The GhIH made the call through a communique signed by the President, Prof. Abdul-Halim Abubakar and the Secretary Dr. Mohammed Mujitaba Dawuda after their 23rd Annual General Meeting and Scientific Conference held in Kumasi of the Ashanti Region.
The conference dubbed 'Sustainable Crop Production and Food Security through Regenerative Horticulture' brought together stakeholders from the industry, academicians, researchers, and students among others to grace the occasion.
Emphasizing the necessity for regenerative and sustainable agricultural practices to ensure food security, "we call on the Government to collaborate with stakeholders and local authorities to curb the activities that contribute to environmental degradation, such as land destruction, deforestation, and pollution of our water bodies, they said.

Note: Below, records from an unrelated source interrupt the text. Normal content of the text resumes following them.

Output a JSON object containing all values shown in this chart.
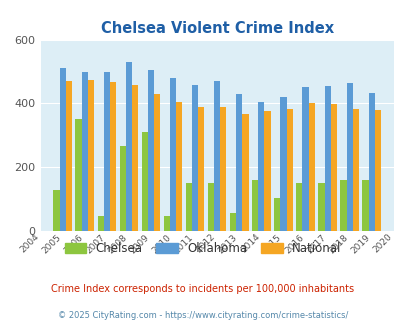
{
  "title": "Chelsea Violent Crime Index",
  "years": [
    2004,
    2005,
    2006,
    2007,
    2008,
    2009,
    2010,
    2011,
    2012,
    2013,
    2014,
    2015,
    2016,
    2017,
    2018,
    2019,
    2020
  ],
  "chelsea": [
    null,
    130,
    350,
    47,
    265,
    310,
    47,
    150,
    150,
    55,
    160,
    105,
    150,
    150,
    160,
    160,
    null
  ],
  "oklahoma": [
    null,
    510,
    500,
    500,
    530,
    505,
    480,
    458,
    470,
    430,
    405,
    420,
    450,
    455,
    465,
    432,
    null
  ],
  "national": [
    null,
    470,
    473,
    468,
    457,
    430,
    405,
    390,
    390,
    368,
    375,
    383,
    400,
    397,
    383,
    379,
    null
  ],
  "chelsea_color": "#8dc63f",
  "oklahoma_color": "#5b9bd5",
  "national_color": "#f5a623",
  "bg_color": "#ddeef6",
  "ylim": [
    0,
    600
  ],
  "yticks": [
    0,
    200,
    400,
    600
  ],
  "subtitle": "Crime Index corresponds to incidents per 100,000 inhabitants",
  "copyright": "© 2025 CityRating.com - https://www.cityrating.com/crime-statistics/",
  "title_color": "#1f5fa6",
  "subtitle_color": "#cc2200",
  "copyright_color": "#5588aa",
  "bar_width": 0.28
}
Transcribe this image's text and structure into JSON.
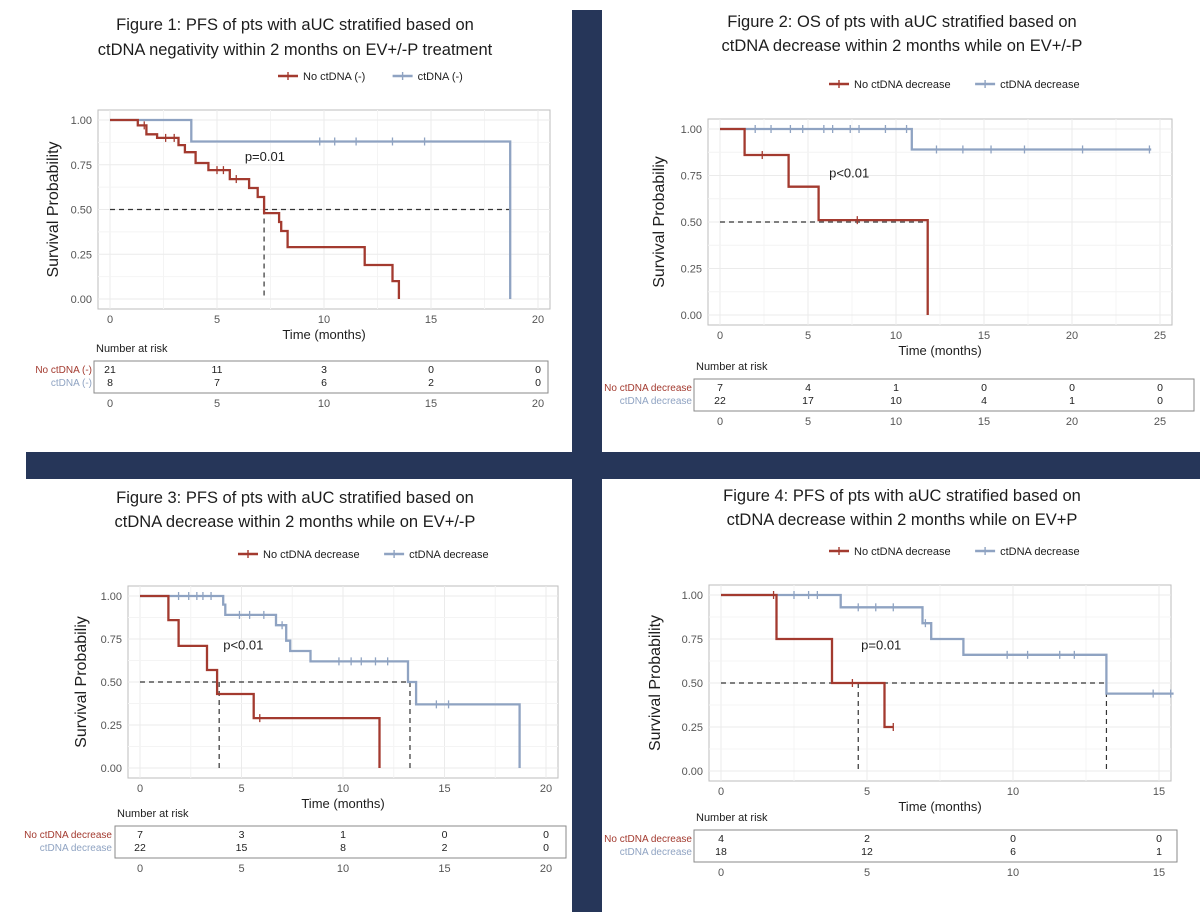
{
  "colors": {
    "no_ctdna": "#a33a2f",
    "ctdna": "#8fa3c2",
    "divider": "#263659"
  },
  "chart_data": [
    {
      "type": "line",
      "subtype": "kaplan-meier",
      "title_lines": [
        "Figure 1: PFS of pts with aUC stratified based on",
        "ctDNA negativity within 2 months on EV+/-P treatment"
      ],
      "xlabel": "Time (months)",
      "ylabel": "Survival Probability",
      "xlim": [
        0,
        20
      ],
      "ylim": [
        0,
        1
      ],
      "xticks": [
        "0",
        "5",
        "10",
        "15",
        "20"
      ],
      "yticks": [
        "0.00",
        "0.25",
        "0.50",
        "0.75",
        "1.00"
      ],
      "pvalue": {
        "text": "p=0.01",
        "x": 6.3,
        "y": 0.77
      },
      "median_lines": [
        7.2,
        18.7
      ],
      "series": [
        {
          "name": "No ctDNA (-)",
          "color_key": "no_ctdna",
          "steps": [
            [
              0,
              1
            ],
            [
              1.3,
              1
            ],
            [
              1.3,
              0.97
            ],
            [
              1.7,
              0.97
            ],
            [
              1.7,
              0.92
            ],
            [
              2.2,
              0.92
            ],
            [
              2.2,
              0.9
            ],
            [
              3.2,
              0.9
            ],
            [
              3.2,
              0.86
            ],
            [
              3.5,
              0.86
            ],
            [
              3.5,
              0.82
            ],
            [
              4.0,
              0.82
            ],
            [
              4.0,
              0.76
            ],
            [
              4.6,
              0.76
            ],
            [
              4.6,
              0.72
            ],
            [
              5.6,
              0.72
            ],
            [
              5.6,
              0.67
            ],
            [
              6.5,
              0.67
            ],
            [
              6.5,
              0.62
            ],
            [
              6.9,
              0.62
            ],
            [
              6.9,
              0.57
            ],
            [
              7.2,
              0.57
            ],
            [
              7.2,
              0.48
            ],
            [
              7.9,
              0.48
            ],
            [
              7.9,
              0.43
            ],
            [
              8.0,
              0.43
            ],
            [
              8.0,
              0.38
            ],
            [
              8.3,
              0.38
            ],
            [
              8.3,
              0.29
            ],
            [
              11.9,
              0.29
            ],
            [
              11.9,
              0.19
            ],
            [
              13.2,
              0.19
            ],
            [
              13.2,
              0.1
            ],
            [
              13.5,
              0.1
            ],
            [
              13.5,
              0.0
            ]
          ],
          "censors": [
            [
              1.6,
              0.97
            ],
            [
              2.6,
              0.9
            ],
            [
              3.0,
              0.9
            ],
            [
              5.0,
              0.72
            ],
            [
              5.3,
              0.72
            ],
            [
              5.9,
              0.67
            ]
          ]
        },
        {
          "name": "ctDNA (-)",
          "color_key": "ctdna",
          "steps": [
            [
              0,
              1
            ],
            [
              3.8,
              1
            ],
            [
              3.8,
              0.88
            ],
            [
              18.7,
              0.88
            ],
            [
              18.7,
              0.0
            ]
          ],
          "censors": [
            [
              9.8,
              0.88
            ],
            [
              10.5,
              0.88
            ],
            [
              11.5,
              0.88
            ],
            [
              13.2,
              0.88
            ],
            [
              14.7,
              0.88
            ]
          ]
        }
      ],
      "risk_table": {
        "title": "Number at risk",
        "x_ticks": [
          "0",
          "5",
          "10",
          "15",
          "20"
        ],
        "rows": [
          {
            "label": "No ctDNA (-)",
            "color_key": "no_ctdna",
            "values": [
              "21",
              "11",
              "3",
              "0",
              "0"
            ]
          },
          {
            "label": "ctDNA (-)",
            "color_key": "ctdna",
            "values": [
              "8",
              "7",
              "6",
              "2",
              "0"
            ]
          }
        ]
      }
    },
    {
      "type": "line",
      "subtype": "kaplan-meier",
      "title_lines": [
        "Figure 2: OS of pts with aUC stratified based on",
        "ctDNA decrease within 2 months while on EV+/-P"
      ],
      "xlabel": "Time (months)",
      "ylabel": "Survival Probabiliy",
      "xlim": [
        0,
        25
      ],
      "ylim": [
        0,
        1
      ],
      "xticks": [
        "0",
        "5",
        "10",
        "15",
        "20",
        "25"
      ],
      "yticks": [
        "0.00",
        "0.25",
        "0.50",
        "0.75",
        "1.00"
      ],
      "pvalue": {
        "text": "p<0.01",
        "x": 6.2,
        "y": 0.74
      },
      "median_lines": [
        11.8
      ],
      "series": [
        {
          "name": "No ctDNA decrease",
          "color_key": "no_ctdna",
          "steps": [
            [
              0,
              1
            ],
            [
              1.4,
              1
            ],
            [
              1.4,
              0.86
            ],
            [
              3.9,
              0.86
            ],
            [
              3.9,
              0.69
            ],
            [
              5.6,
              0.69
            ],
            [
              5.6,
              0.51
            ],
            [
              11.8,
              0.51
            ],
            [
              11.8,
              0.0
            ]
          ],
          "censors": [
            [
              2.4,
              0.86
            ],
            [
              7.8,
              0.51
            ]
          ]
        },
        {
          "name": "ctDNA decrease",
          "color_key": "ctdna",
          "steps": [
            [
              0,
              1
            ],
            [
              10.9,
              1
            ],
            [
              10.9,
              0.89
            ],
            [
              24.5,
              0.89
            ]
          ],
          "censors": [
            [
              2.0,
              1
            ],
            [
              2.9,
              1
            ],
            [
              4.0,
              1
            ],
            [
              4.7,
              1
            ],
            [
              5.9,
              1
            ],
            [
              6.4,
              1
            ],
            [
              7.4,
              1
            ],
            [
              7.9,
              1
            ],
            [
              9.4,
              1
            ],
            [
              10.6,
              1
            ],
            [
              12.3,
              0.89
            ],
            [
              13.8,
              0.89
            ],
            [
              15.4,
              0.89
            ],
            [
              17.3,
              0.89
            ],
            [
              20.6,
              0.89
            ],
            [
              24.4,
              0.89
            ]
          ]
        }
      ],
      "risk_table": {
        "title": "Number at risk",
        "x_ticks": [
          "0",
          "5",
          "10",
          "15",
          "20",
          "25"
        ],
        "rows": [
          {
            "label": "No ctDNA decrease",
            "color_key": "no_ctdna",
            "values": [
              "7",
              "4",
              "1",
              "0",
              "0",
              "0"
            ]
          },
          {
            "label": "ctDNA decrease",
            "color_key": "ctdna",
            "values": [
              "22",
              "17",
              "10",
              "4",
              "1",
              "0"
            ]
          }
        ]
      }
    },
    {
      "type": "line",
      "subtype": "kaplan-meier",
      "title_lines": [
        "Figure 3: PFS of pts with aUC stratified based on",
        "ctDNA decrease within 2 months while on EV+/-P"
      ],
      "xlabel": "Time (months)",
      "ylabel": "Survival Probabiliy",
      "xlim": [
        0,
        20
      ],
      "ylim": [
        0,
        1
      ],
      "xticks": [
        "0",
        "5",
        "10",
        "15",
        "20"
      ],
      "yticks": [
        "0.00",
        "0.25",
        "0.50",
        "0.75",
        "1.00"
      ],
      "pvalue": {
        "text": "p<0.01",
        "x": 4.1,
        "y": 0.69
      },
      "median_lines": [
        3.9,
        13.3
      ],
      "series": [
        {
          "name": "No ctDNA decrease",
          "color_key": "no_ctdna",
          "steps": [
            [
              0,
              1
            ],
            [
              1.4,
              1
            ],
            [
              1.4,
              0.86
            ],
            [
              1.9,
              0.86
            ],
            [
              1.9,
              0.71
            ],
            [
              3.3,
              0.71
            ],
            [
              3.3,
              0.57
            ],
            [
              3.8,
              0.57
            ],
            [
              3.8,
              0.43
            ],
            [
              5.6,
              0.43
            ],
            [
              5.6,
              0.29
            ],
            [
              11.8,
              0.29
            ],
            [
              11.8,
              0.0
            ]
          ],
          "censors": [
            [
              5.9,
              0.29
            ]
          ]
        },
        {
          "name": "ctDNA decrease",
          "color_key": "ctdna",
          "steps": [
            [
              0,
              1
            ],
            [
              4.1,
              1
            ],
            [
              4.1,
              0.95
            ],
            [
              4.2,
              0.95
            ],
            [
              4.2,
              0.89
            ],
            [
              6.7,
              0.89
            ],
            [
              6.7,
              0.83
            ],
            [
              7.2,
              0.83
            ],
            [
              7.2,
              0.74
            ],
            [
              7.4,
              0.74
            ],
            [
              7.4,
              0.68
            ],
            [
              8.4,
              0.68
            ],
            [
              8.4,
              0.62
            ],
            [
              13.2,
              0.62
            ],
            [
              13.2,
              0.5
            ],
            [
              13.6,
              0.5
            ],
            [
              13.6,
              0.37
            ],
            [
              18.7,
              0.37
            ],
            [
              18.7,
              0.0
            ]
          ],
          "censors": [
            [
              1.9,
              1
            ],
            [
              2.4,
              1
            ],
            [
              2.8,
              1
            ],
            [
              3.1,
              1
            ],
            [
              3.5,
              1
            ],
            [
              4.9,
              0.89
            ],
            [
              5.4,
              0.89
            ],
            [
              6.1,
              0.89
            ],
            [
              7.0,
              0.83
            ],
            [
              9.8,
              0.62
            ],
            [
              10.4,
              0.62
            ],
            [
              10.9,
              0.62
            ],
            [
              11.6,
              0.62
            ],
            [
              12.2,
              0.62
            ],
            [
              14.6,
              0.37
            ],
            [
              15.2,
              0.37
            ]
          ]
        }
      ],
      "risk_table": {
        "title": "Number at risk",
        "x_ticks": [
          "0",
          "5",
          "10",
          "15",
          "20"
        ],
        "rows": [
          {
            "label": "No ctDNA decrease",
            "color_key": "no_ctdna",
            "values": [
              "7",
              "3",
              "1",
              "0",
              "0"
            ]
          },
          {
            "label": "ctDNA decrease",
            "color_key": "ctdna",
            "values": [
              "22",
              "15",
              "8",
              "2",
              "0"
            ]
          }
        ]
      }
    },
    {
      "type": "line",
      "subtype": "kaplan-meier",
      "title_lines": [
        "Figure 4: PFS of pts with aUC stratified based on",
        "ctDNA decrease within 2 months while on EV+P"
      ],
      "xlabel": "Time (months)",
      "ylabel": "Survival Probability",
      "xlim": [
        0,
        15
      ],
      "ylim": [
        0,
        1
      ],
      "xticks": [
        "0",
        "5",
        "10",
        "15"
      ],
      "yticks": [
        "0.00",
        "0.25",
        "0.50",
        "0.75",
        "1.00"
      ],
      "pvalue": {
        "text": "p=0.01",
        "x": 4.8,
        "y": 0.69
      },
      "median_lines": [
        4.7,
        13.2
      ],
      "series": [
        {
          "name": "No ctDNA decrease",
          "color_key": "no_ctdna",
          "steps": [
            [
              0,
              1
            ],
            [
              1.9,
              1
            ],
            [
              1.9,
              0.75
            ],
            [
              3.8,
              0.75
            ],
            [
              3.8,
              0.5
            ],
            [
              5.6,
              0.5
            ],
            [
              5.6,
              0.25
            ],
            [
              5.9,
              0.25
            ]
          ],
          "censors": [
            [
              1.8,
              1
            ],
            [
              4.5,
              0.5
            ],
            [
              5.9,
              0.25
            ]
          ]
        },
        {
          "name": "ctDNA decrease",
          "color_key": "ctdna",
          "steps": [
            [
              0,
              1
            ],
            [
              4.1,
              1
            ],
            [
              4.1,
              0.93
            ],
            [
              6.9,
              0.93
            ],
            [
              6.9,
              0.84
            ],
            [
              7.2,
              0.84
            ],
            [
              7.2,
              0.75
            ],
            [
              8.3,
              0.75
            ],
            [
              8.3,
              0.66
            ],
            [
              13.2,
              0.66
            ],
            [
              13.2,
              0.44
            ],
            [
              15.5,
              0.44
            ]
          ],
          "censors": [
            [
              2.5,
              1
            ],
            [
              3.0,
              1
            ],
            [
              3.3,
              1
            ],
            [
              4.7,
              0.93
            ],
            [
              5.3,
              0.93
            ],
            [
              5.9,
              0.93
            ],
            [
              7.0,
              0.84
            ],
            [
              9.8,
              0.66
            ],
            [
              10.5,
              0.66
            ],
            [
              11.6,
              0.66
            ],
            [
              12.1,
              0.66
            ],
            [
              14.8,
              0.44
            ],
            [
              15.4,
              0.44
            ]
          ]
        }
      ],
      "risk_table": {
        "title": "Number at risk",
        "x_ticks": [
          "0",
          "5",
          "10",
          "15"
        ],
        "rows": [
          {
            "label": "No ctDNA decrease",
            "color_key": "no_ctdna",
            "values": [
              "4",
              "2",
              "0",
              "0"
            ]
          },
          {
            "label": "ctDNA decrease",
            "color_key": "ctdna",
            "values": [
              "18",
              "12",
              "6",
              "1"
            ]
          }
        ]
      }
    }
  ]
}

"While acknowledging Government efforts like the Planting for Food and Jobs (PFJ) and the One Village One Dam policies, the increase in financial support to the horticulture industry to take advantage of these policies for enhanced food security and job creation through demand-driven research and training of extension staff for farmers engaged in the cultivation of horticultural crops," they said.
The GhIH advocates for strengthened inspection and monitoring of agro-chemicals, especially pesticides, by institutions like the Environmental Protection Agency (EPA), Food and Drugs Authority (FDA), and the Ghana Standard Authority (GSA) to curb the incidence of food poisoning and safeguard the health of citizens.
They said, the neglect of urban green spaces, city road medians, and overall town and city landscapes critical for environmental health could hamper development and therefore called on both the Government and private entities to invest in the proper maintenance of the spaces for beautification and enhanced environmental health in the country.
"We appeal to Government, as a matter of urgency, consider having members of GhIH on the Advisory Boards of MoFA, EPA, FDA, GSA to support the ministry and agencies in matters related to the production, post-harvest handling, and safety standards for horticultural produce intended for both local and international markets."
The GhIH also expressed readiness to support the government's efforts in implementing the Planting for Food and Jobs phase 2 programme, especially in increasing horticultural crop production for items like tomatoes and onions.